Oui : je sais. Plus que les éléments, il y a l’instinct.

Je murmure :

— Grâce à toi, Moustique !

Adeline continue :

— Paraît qu’avec Fabienne, il a été superbe, le « Baron ». Il en avait une à casser la mâchoire d’un gendarme !

— Adeliiine ! égosille la vieillasse, terrifiée.

— Excusez-moi, mais pourtant c’est vrai, madame.

J’enregistre les détails rassemblés à propos du mec : calvitie distinguée, regard pénétrant, allure noble, mise de très bon ton, gros sexe… (et ce sont des putes qui l’affirment !).

— Sa couleur d’yeux, je vous prie ?

— Noirs, fait la duègne.

— Châtain clair ! clame sa gagneuse.

— Taille ?

— Grand ! assure la vieille.

— Moyenne ! corrige Adeline.

— Signes particuliers ?

— Aucun ! font-elles de concert.

— Avait-il un accent quelconque ?

— Non, conviennent-elles en simultané.

La Vioque ajoute :

— Il s’exprimait lentement et avait un phrasé superbe.

Là, deuxième question archipertinente de Marie-Marie, décidément « incontournable » :

— Qui l’avait surnommé « le Baron » ?

— Fabienne ! répond spontanément Adeline.

— Pour quelle raison ?

— Il portait une chevalière avec un écusson dessus.

Je me sens bénaise, chaviré comme dans une cave bourguignonne.

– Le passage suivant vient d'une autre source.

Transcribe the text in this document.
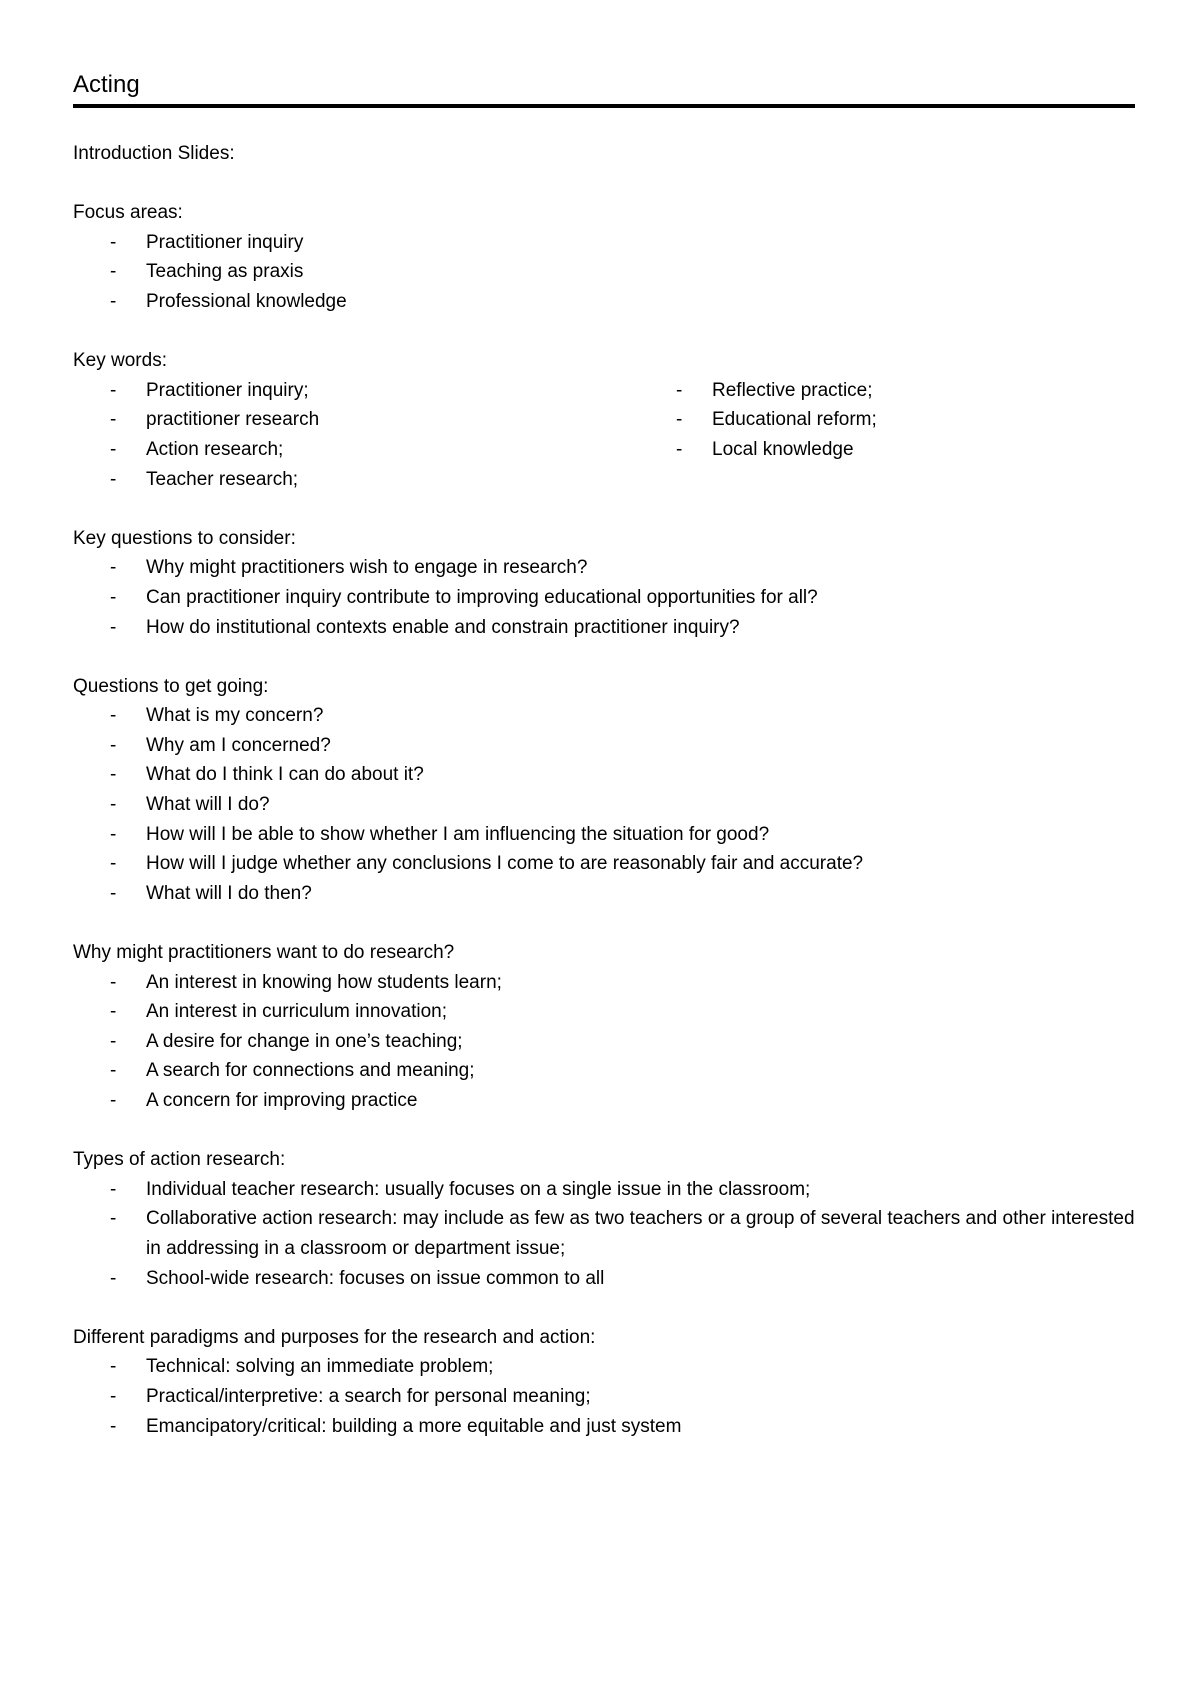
Acting
Introduction Slides:
Focus areas:
- Practitioner inquiry
- Teaching as praxis
- Professional knowledge
Key words:
- Practitioner inquiry;
- practitioner research
- Action research;
- Teacher research;
- Reflective practice;
- Educational reform;
- Local knowledge
Key questions to consider:
- Why might practitioners wish to engage in research?
- Can practitioner inquiry contribute to improving educational opportunities for all?
- How do institutional contexts enable and constrain practitioner inquiry?
Questions to get going:
- What is my concern?
- Why am I concerned?
- What do I think I can do about it?
- What will I do?
- How will I be able to show whether I am influencing the situation for good?
- How will I judge whether any conclusions I come to are reasonably fair and accurate?
- What will I do then?
Why might practitioners want to do research?
- An interest in knowing how students learn;
- An interest in curriculum innovation;
- A desire for change in one’s teaching;
- A search for connections and meaning;
- A concern for improving practice
Types of action research:
- Individual teacher research: usually focuses on a single issue in the classroom;
- Collaborative action research: may include as few as two teachers or a group of several teachers and other interested in addressing in a classroom or department issue;
- School-wide research: focuses on issue common to all
Different paradigms and purposes for the research and action:
- Technical: solving an immediate problem;
- Practical/interpretive: a search for personal meaning;
- Emancipatory/critical: building a more equitable and just system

Le fumet de l’espoir, ses éthyliques vapeurs m’enveloppent le ciboulard comme la serviette chaude que te proposent les loufiats chinetoques en cours de repas mandarinesques.

« Calvitie distinguée, regard pénétrant, mise de très bon goût, allure distinguée, gros sexe, chevalière armoriée… » Ça se charpente doucettement, se complète…

— Avait-il un accent étranger ? demande encore ma petite fouine.

— Oh ! pas du tout ! proteste la dame Princesse, comme si, à ses yeux, venir d’ailleurs constituait une lourde faute.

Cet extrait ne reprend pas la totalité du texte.